Today unfortunately I felt really ill with what I think is a cold that’s going around everyone at the moment and decided that it would be a more effective use of my energy to work at home instead of getting even more tired dragging all my equipment to Archway. However, I have asked my colleagues what the tutors said generally to the class, particularly about what they would like for Thursday, so I hope I haven’t missed too much. I asked Alice to look at my work yesterday so I have had a tutorial this week.

Firstly I finished off filling in the gap I left in my sketchbook for my pages working on padding and deconstruction, by printing off pictures of a deconstruction I had done and then putting them on top of drawn models. I think that this is a good way of quickly showing the drape on the body, particularly when I photographed it on a mannequin rather than a person, although I am aware that I haven’t really done any live drawing for this project so this is something I would like to do for further developments.

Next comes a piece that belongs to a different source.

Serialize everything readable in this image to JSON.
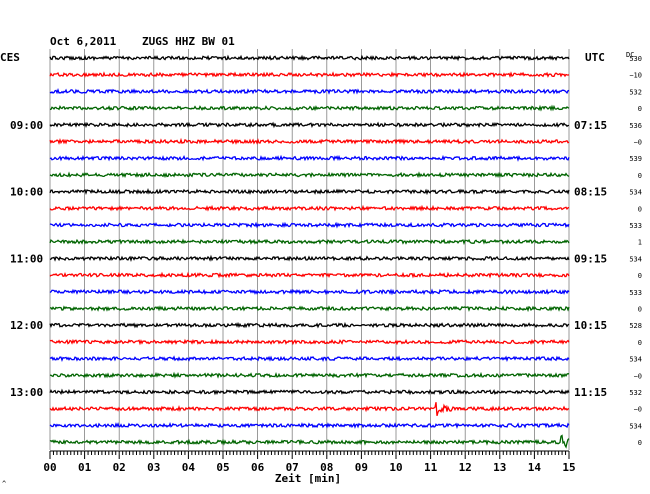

After this, one thing that I had wanted to do for Thursday was to have a toile of a part of a garment as a constructed piece rather than the drapes that I have been doing so far to develop my idea. I think that personally I find cutting a pattern according to an idea and still reacting instinctively and testing out new things, but in a more constructed way is something that suits me so from this point forward I think that I will mostly be experimenting in this way. I have written a list of possible toiles to try in the next few days, although I think it is realistic to only aim for one to be finished for Thursday, and I decided to make a bodice with very long oversized sleeves with arcing asymmetric flared panels and an oversized padded lapel collar twisting around the head. I think that this combines two of the things I have been experimenting with, the padded structure and the draped elements whilst still treating it in a structural way. Another toile I would like to do would be one wholly focusing on padding to experiment with this kind of look, but for now I am focusing on this one as an introduction to how padded elements could look in my garment.

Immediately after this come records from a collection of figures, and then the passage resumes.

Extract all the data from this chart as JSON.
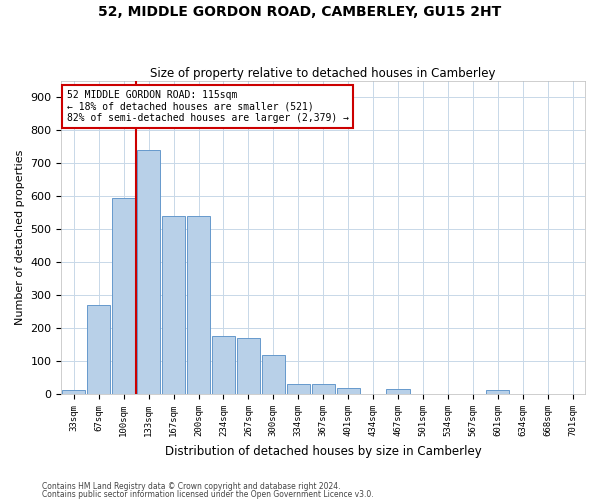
{
  "title": "52, MIDDLE GORDON ROAD, CAMBERLEY, GU15 2HT",
  "subtitle": "Size of property relative to detached houses in Camberley",
  "xlabel": "Distribution of detached houses by size in Camberley",
  "ylabel": "Number of detached properties",
  "bar_labels": [
    "33sqm",
    "67sqm",
    "100sqm",
    "133sqm",
    "167sqm",
    "200sqm",
    "234sqm",
    "267sqm",
    "300sqm",
    "334sqm",
    "367sqm",
    "401sqm",
    "434sqm",
    "467sqm",
    "501sqm",
    "534sqm",
    "567sqm",
    "601sqm",
    "634sqm",
    "668sqm",
    "701sqm"
  ],
  "bar_heights": [
    13,
    270,
    595,
    740,
    540,
    540,
    175,
    170,
    120,
    30,
    30,
    20,
    0,
    15,
    0,
    0,
    0,
    12,
    0,
    0,
    0
  ],
  "bar_color": "#b8d0e8",
  "bar_edgecolor": "#6699cc",
  "bar_linewidth": 0.7,
  "vline_color": "#cc0000",
  "annotation_text": "52 MIDDLE GORDON ROAD: 115sqm\n← 18% of detached houses are smaller (521)\n82% of semi-detached houses are larger (2,379) →",
  "annotation_box_color": "#ffffff",
  "annotation_box_edgecolor": "#cc0000",
  "ylim": [
    0,
    950
  ],
  "yticks": [
    0,
    100,
    200,
    300,
    400,
    500,
    600,
    700,
    800,
    900
  ],
  "footer1": "Contains HM Land Registry data © Crown copyright and database right 2024.",
  "footer2": "Contains public sector information licensed under the Open Government Licence v3.0.",
  "bg_color": "#ffffff",
  "grid_color": "#c8d8e8",
  "fig_width": 6.0,
  "fig_height": 5.0,
  "dpi": 100
}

I decided to cut a bodice with kimono sleeves already attached to the main bodice piece, and then to have separate panels to continue the sleeves down past the fingertips. I particularly liked this look on some of the drapes I did where the lining of the sleeve was pulled out past the original sleeve to obscure the natural shape of the arms, and I particularly like oversized shapes for this project in order to convey a sense of power and authority. Once I had done this I cut various flares pieces to sew on top of the sleeves, which at the moment were simple bell sleeves, with I did by drawing on layout paper on top of the sleeves how big I would like them, then slashing and spreading the shapes to add flare before cutting them out of calico. I tried to place the flares in an asymmetric way, with varying lengths to create an uneven tiered effect inspired by the layered shapes I found in one of my drapes. I think it could be interesting to develop this idea forward to have a texture on the underside of the flares that could be peeping through, similar to the effect of the layered padding I found in my deconstruction of the suit.

Additionally, once I had done one sleeve, I found that the contrast of the heavily flared sleeve with the bell sleeve was actually quite effective, and made the structural effect of the flares to be even more prominent, and I think the asymmetric quality gives it more of a fresh effect. I therefore just did one flare on the other sleeve to balance it out slightly, and cut the collar so that it balanced the flare heavy sleeve. I really like the effect of the padding, as it creates structure whilst retaining softness, and is something I would like to develop. I am really pleased that despite not feeling that well I was finally able to start constructing toile experiment pieces and I think that the shapes look really effective. Although I don’t know whether this will be part of my final piece, and it could do with considering how to more fully integrate suit elements and sheer or cut out elements, I think it is a good stage in my development and I think it captures the sense of arrogant, assertive femininity that I want to portray.